Drawing in Perspective – One Point Perspective Primitive Shapes

How to Draw Primitive Shapes in One Point Perspective

First of all if you have not watched the previous video on One Point Perspective with Boxes, I would watch that first BEFORE proceeding with this video.  Of course, if you are not a beginner but just feel like watching some interesting videos then by all means proceed.

Purpose of Exercise:

What is the purpose of this exercise?  The purpose is to allow your brain to comprehend the basic shapes and get used to these shapes in one point perspective. You want to create a sort of muscle memory between the analytical part of your brain(left side hemisphere) and the creative side(right side hemisphere).  It’s always a little painful at the beginning because you are also fighting your internal feelings of “I am not good at this” which has a direct impact on the very process of drawing.  We will definitely dive into this subject and how your mind plays “tricks” on you when trying to draw.

One point perspective drawing is pretty easy.  At least understanding the basic principles of one point perspective drawing is easy.  What can you draw? Simple…you can draw buildings, streets, cities, simple landscapes, a room, tables, anything you can think of can be drawn in one point perspective radiating from the single vanishing point.  After drawing boxes, which can get tremendously boring after a while, I would encourage you to explore different shapes.  What shapes?

This is where a little bit of imagination needs to take place.  As you stare at that blank sheet of white paper, you can do a few things:

1.  Keep Staring at it

2.  Start Drawing boxes again

3.  Pick up an Object and break it down to basic shapes

I’d go for Option 3 in case you want to do all the above.  Now because I  don’t want to intimidate you with my carefully calibrated arm to the point of demoralizing you because I can draw perfect lines, I am going use a scale for this demo.

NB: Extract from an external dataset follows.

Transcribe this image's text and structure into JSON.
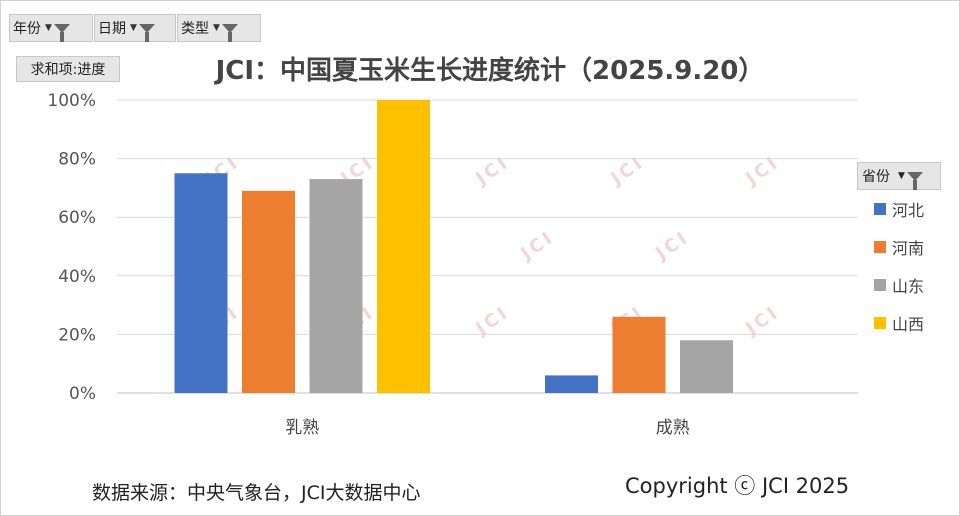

So here is what you need to do from a STEP by STEP perspective (pun intended)

Step By Step:

1.  Use 8.5 X 11 sheet of blank paper

2.  Draw your Horizontal Horizon Line – Definition – the boundary between the earth and sky the viewer sees at eye level

3.  Add a vanishing point to the center of the horizon line

4.  Start with a basic square or rectangular object and connect each corner of the object back the vanishing point

5.  Take any basic object and try to interpret that object in it’s most basic shape.

6.  Start building on the shape by adding more primitive shapes on top of each shape

7.  Darken the lines to emphasize the silhouette of the shape.